SNAPSHOT ISOLATION works in the way that when a read is done on a table, it retrieves the last version of the rows that were committed at the time the transaction started. This provides a consistent snapshot of the data within the transaction. Data modified after the transaction started will not be visible, but at the same time the transaction will not be blocked. To protect against lost updates, if the transaction wants to update some rows that have been changed by another transaction after the transaction begun, it will terminate the transactions due to conflicting data.

READ COMMITTED SNAPSHOT works in the same way as snapshot isolation, but instead of keeping the snapshot the entire transaction, it only keeps it for the duration of the statement. This means that two read statements within one transaction could receive different results. However, when the transaction is doing an update, it is using the actual row instead of a previous row version and does not track if the row has been changed.

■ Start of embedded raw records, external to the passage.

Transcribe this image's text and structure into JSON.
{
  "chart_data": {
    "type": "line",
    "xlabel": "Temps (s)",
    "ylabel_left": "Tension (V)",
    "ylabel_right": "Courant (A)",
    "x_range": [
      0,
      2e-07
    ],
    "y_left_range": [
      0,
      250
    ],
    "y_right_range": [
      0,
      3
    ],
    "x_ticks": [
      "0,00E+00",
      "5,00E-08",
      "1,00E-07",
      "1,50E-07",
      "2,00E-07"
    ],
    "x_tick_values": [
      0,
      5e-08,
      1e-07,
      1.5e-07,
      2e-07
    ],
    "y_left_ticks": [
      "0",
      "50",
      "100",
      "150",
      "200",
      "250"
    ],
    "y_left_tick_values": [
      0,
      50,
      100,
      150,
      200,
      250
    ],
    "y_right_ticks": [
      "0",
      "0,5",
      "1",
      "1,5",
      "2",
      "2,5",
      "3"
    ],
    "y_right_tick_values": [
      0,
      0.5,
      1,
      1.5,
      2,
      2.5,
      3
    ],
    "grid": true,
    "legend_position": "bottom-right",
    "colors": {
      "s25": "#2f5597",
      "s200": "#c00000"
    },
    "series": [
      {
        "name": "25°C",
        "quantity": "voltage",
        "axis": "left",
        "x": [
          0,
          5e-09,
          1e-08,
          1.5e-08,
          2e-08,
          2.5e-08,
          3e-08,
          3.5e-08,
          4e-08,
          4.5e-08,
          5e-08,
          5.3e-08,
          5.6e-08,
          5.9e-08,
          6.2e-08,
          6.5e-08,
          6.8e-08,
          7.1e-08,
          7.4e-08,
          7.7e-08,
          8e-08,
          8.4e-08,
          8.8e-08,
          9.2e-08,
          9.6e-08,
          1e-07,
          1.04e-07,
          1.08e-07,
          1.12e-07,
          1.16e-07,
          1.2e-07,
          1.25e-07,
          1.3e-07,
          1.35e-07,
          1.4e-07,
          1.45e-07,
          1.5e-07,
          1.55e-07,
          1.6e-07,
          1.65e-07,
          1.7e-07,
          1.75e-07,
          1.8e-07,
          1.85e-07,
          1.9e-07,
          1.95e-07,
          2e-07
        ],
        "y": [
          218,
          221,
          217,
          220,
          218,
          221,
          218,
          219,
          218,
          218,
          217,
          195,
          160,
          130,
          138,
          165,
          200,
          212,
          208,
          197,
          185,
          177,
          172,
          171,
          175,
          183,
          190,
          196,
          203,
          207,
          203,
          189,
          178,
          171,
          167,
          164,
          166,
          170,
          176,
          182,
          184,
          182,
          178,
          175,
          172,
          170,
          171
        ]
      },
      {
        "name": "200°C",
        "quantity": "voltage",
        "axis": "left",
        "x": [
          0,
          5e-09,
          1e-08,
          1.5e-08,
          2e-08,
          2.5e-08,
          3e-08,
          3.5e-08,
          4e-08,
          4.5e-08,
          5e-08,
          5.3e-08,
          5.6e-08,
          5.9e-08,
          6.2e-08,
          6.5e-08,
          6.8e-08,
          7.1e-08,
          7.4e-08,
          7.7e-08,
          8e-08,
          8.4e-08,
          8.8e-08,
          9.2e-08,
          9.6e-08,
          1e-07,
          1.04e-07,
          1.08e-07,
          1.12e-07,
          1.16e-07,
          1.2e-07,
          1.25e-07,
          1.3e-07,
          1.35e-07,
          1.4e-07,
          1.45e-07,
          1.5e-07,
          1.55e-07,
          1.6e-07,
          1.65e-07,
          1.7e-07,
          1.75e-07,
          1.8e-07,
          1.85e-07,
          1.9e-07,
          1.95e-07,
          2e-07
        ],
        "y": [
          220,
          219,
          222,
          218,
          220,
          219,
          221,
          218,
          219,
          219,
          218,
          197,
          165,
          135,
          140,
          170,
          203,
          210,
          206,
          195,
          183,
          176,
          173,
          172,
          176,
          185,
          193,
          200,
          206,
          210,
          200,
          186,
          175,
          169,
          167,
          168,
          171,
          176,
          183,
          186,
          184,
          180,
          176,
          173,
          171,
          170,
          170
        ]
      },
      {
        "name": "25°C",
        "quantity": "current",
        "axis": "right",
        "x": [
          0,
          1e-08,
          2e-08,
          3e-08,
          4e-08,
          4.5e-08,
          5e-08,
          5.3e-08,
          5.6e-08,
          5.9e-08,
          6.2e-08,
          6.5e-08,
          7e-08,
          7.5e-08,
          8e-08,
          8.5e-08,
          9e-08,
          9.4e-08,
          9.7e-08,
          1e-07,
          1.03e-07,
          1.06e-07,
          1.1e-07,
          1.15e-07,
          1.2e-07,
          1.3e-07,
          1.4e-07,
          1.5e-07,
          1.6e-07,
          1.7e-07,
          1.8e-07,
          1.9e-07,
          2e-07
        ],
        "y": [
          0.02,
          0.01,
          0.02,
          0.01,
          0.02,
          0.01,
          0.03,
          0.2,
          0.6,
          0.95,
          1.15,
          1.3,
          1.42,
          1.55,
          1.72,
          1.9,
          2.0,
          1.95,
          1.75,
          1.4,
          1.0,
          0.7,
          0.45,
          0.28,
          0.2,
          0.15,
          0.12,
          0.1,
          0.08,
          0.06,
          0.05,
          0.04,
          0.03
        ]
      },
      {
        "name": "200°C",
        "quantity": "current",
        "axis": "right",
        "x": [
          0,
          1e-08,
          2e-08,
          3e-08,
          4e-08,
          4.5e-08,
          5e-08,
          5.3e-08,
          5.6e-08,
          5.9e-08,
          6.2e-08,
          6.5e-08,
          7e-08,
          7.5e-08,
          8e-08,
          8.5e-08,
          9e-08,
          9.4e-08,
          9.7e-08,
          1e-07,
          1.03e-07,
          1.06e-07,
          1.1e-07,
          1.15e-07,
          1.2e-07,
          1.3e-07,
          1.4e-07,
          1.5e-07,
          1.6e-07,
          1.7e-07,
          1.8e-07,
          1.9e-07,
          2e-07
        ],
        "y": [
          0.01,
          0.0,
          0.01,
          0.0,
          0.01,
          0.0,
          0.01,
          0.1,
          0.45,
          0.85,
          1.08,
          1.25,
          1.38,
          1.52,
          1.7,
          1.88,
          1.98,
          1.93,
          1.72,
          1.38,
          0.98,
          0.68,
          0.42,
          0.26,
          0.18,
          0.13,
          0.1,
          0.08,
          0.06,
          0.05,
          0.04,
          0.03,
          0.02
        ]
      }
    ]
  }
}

Since the SQL Server needs to keep each modified row that could be used by active transactions available, it stores them in tempdb. Due to this, tempdb needs to be large enough to incorporate all the changes. There is a background thread that checks which rows are still needed, and removes the rest, but if there is a long running transaction, it will prevent those rows to be removed. If tempdb will run out of space, no new row versions will be created, and any transactions attempting to access those (non-existing) rows will terminate.

Comments

READ COMMITTED SNAPSHOT is apart from READ UNCOMMITTED the most permissive when it comes to concurrency. It doesn't block any other DML statements, and keep a consistent view of the data within each statement.

  • SNAPSHOT ISOLATION is permissive and maintains better consistency than READ COMMITTED SNAPSHOT, with the drawback that due to its conflict resolution may fail when doing updates. Multiple statements within the same transaction are guaranteed to be consistent with each other.

  • READ COMMITTED is permissive when it comes to concurrent reads, not so much for updates. Due to locking, it is also slower than the row versioning levels.

  • READ UNCOMMITTED is not recommended to use due to it will read dirty data, if that is no concern then it is best due to no locking and no need to keep old row versions.

  • SERIALIZABLE is not recommended since it keeps locks on everything and therefore is slow and not good with concurrency.